Is addiction genetic and-should it be treated like a disease
Archie: Wipeout (segment available at):
I’d call this segment a throwaway. Your brief appearance is a personal accomplishment that you can cite and seemed well-chosen in capturing the essence of your position, but it was the only contribution that went against the tide and was somewhat discredited by the lead-in “Some in the medical establishment oppose…”— a painful irony for those who know your history, and one that paints you as an insensitive oppressor of people like the women featured. You were also thrown in with the mixed-up position of the big bad Trump administration, which seeks to reduce funds for treatment (which doesn’t necessarily follow from your position, depending on what kind of treatment is offered) even while Trump lectured his kids early about genetic risk in the family.
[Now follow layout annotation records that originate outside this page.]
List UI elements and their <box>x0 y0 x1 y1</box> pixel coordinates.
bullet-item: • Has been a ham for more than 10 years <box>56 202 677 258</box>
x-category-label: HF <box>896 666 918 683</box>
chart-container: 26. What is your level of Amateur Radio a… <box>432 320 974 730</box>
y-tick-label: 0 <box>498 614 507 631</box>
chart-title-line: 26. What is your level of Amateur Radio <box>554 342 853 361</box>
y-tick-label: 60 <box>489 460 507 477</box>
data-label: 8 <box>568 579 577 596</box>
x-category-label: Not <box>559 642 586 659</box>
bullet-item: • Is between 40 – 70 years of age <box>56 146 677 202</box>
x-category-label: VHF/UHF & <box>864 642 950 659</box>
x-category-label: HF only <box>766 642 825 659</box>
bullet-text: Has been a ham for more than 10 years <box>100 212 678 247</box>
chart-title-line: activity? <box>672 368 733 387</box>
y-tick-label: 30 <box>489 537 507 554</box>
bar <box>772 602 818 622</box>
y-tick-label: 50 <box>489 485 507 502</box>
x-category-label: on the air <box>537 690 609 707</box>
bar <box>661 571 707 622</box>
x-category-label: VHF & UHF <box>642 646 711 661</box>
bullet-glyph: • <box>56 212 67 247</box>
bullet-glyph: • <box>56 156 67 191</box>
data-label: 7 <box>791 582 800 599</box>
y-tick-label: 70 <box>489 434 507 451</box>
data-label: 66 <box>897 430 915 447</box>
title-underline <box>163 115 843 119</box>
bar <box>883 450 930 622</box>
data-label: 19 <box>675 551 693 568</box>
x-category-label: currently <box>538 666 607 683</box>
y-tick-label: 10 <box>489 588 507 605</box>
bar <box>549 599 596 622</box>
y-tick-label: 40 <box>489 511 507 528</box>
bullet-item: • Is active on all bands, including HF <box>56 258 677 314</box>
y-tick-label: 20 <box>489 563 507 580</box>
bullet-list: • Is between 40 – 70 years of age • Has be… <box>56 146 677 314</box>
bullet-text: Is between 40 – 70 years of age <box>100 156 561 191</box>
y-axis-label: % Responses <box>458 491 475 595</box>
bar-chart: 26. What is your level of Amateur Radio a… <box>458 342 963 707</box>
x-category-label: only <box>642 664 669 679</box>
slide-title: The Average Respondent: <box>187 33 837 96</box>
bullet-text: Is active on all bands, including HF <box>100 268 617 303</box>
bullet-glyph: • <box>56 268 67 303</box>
At least one speaker hammered on the genetic explanation being “scientific,” and someone pulled out of a hat the figure that genes contribute more than half of the causation of addiction. (How many communists are there in the State Department, anyway?) And there was not the slightest mention of environmental contribution (behavioral modeling) to the fact of addiction running in families. Repetition of behavior from one generation to the next was taken to be equivalent to genetic transmission.
In one respect it wasn’t quite as bad as it might have been (saved by vagueness). In all the talk about warning children early about the familial risk of addiction, reinforced by several speakers (which is what you spoke against), I didn’t hear anyone say that kids should be told not to drink (or whatever) at all. But the message is still a very negative and harmful one.
You can take satisfaction that it was a concession to cultural change that a major network felt obligated to have you on at all as an acknowledgment of “controversy.” Besides that, it was a wipeout.